Le président tchadien Idriss Déby, qui a déployé son armée au Nigeria pour y combattre Boko Haram, s'est plaint du peu de coopération d'Abuja face aux islamistes, s'étonnant de l'absence des militaires nigérians sur le terrain, dans un entretien au journal français Le Point.
Deux mois après le début de cette guerre (...) nous n'avons pas pu avoir un contact direct, sur le terrain, avec des unités de l'armée nigériane. L'armée tchadienne mène seule ses combats à l'intérieur du Nigeria, ce qui est un problème, a déclaré le président Déby, dans une interview à l'hebdomadaire Le Point.
Nous aurions souhaité qu'il y ait au moins une unité nigériane avec elle (l'armée tchadienne).
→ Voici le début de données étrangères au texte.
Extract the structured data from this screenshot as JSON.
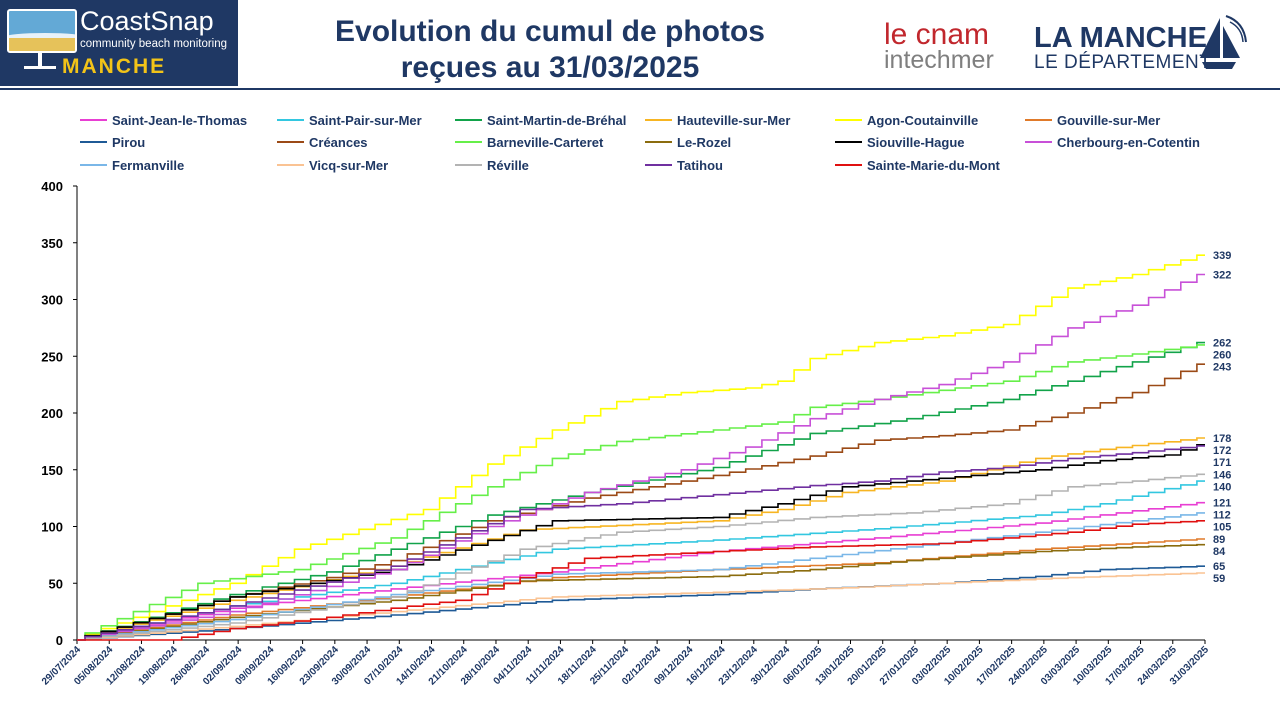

C'était même une demande expresse auprès du gouvernement nigérian, mais pour des raisons que nous ignorons, jusque-là nous n'avons pas pu travailler ensemble. Certaines villes, nous avons dû les reprendre deux fois. On est obligé d'abandonner et Boko Haram revient, il faut revenir... Cela a un coût humain et matériel, a-t-il déploré.
Tout le monde se demande pourquoi l'armée nigériane, qui était une très grande armée, qui a résolu des crises en Afrique (...). Pourquoi n'est-elle pas en mesure de faire face à des gamins non formés, armés de kalachnikov? Cette question se pose, mais je ne peux pas vous donner la réponse, a ajouté M. Déby.
L'armée tchadienne a lancé début février une offensive terrestre au Nigeria depuis le Cameroun, en s'emparant de la ville nigériane frontalière de Gamboru après d'intenses combats.
D'autre troupes tchadiennes sont ensuite entrées au Nigeria depuis le Niger, et ont chassé les combattants de Boko Haram de plusieurs localités. Certaines de ces localités ont été néanmoins réoccupées par les islamistes, en l'absence de militaires nigérians, après que les soldats tchadiens eurent quitté les lieux pour continuer leur progression.
Le sang des morts qu'on compte chaque jour ces dernières années ne peut pas ne pas attirer l'attention des dirigeants du pays. Mais peut-être faudrait-il poser cette question au gouvernement nigérian ou au président du Nigeria, a souligné le président tchadien, interrogé sur la lenteur de la réaction nigériane face à Boko Haram.
Idriss Déby a également critiqué les négociations menées un moment par le président nigérian Goodluck Jonathan avec Boko Haram: j'avais même déconseillé au président Goodluck d'ouvrir des négociations avec un groupe terroriste (...). Mais c'était un choix politique du président Goodluck, entre la négociation et la guerre, il a choisi la négociation (...). A dire vrai, je l'ai dit directement au président Goodluck, pas une fois, mais deux fois au moins.
Il y a eu des émissaires (de Boko Haram), mais c'était pour gagner du temps, mieux se préparer et ensuite en tirer profit. Tout de suite après ces négociations, il y a eu des offensives qui ont permis (à Boko Haram de prendre) le contrôle total de toute la bande frontalière entre le Niger et le Cameroun. Toutes les villes en face du Tchad ont ainsi été contrôlées par Boko Haram, a rappelé le chef de l'Etat tchadien.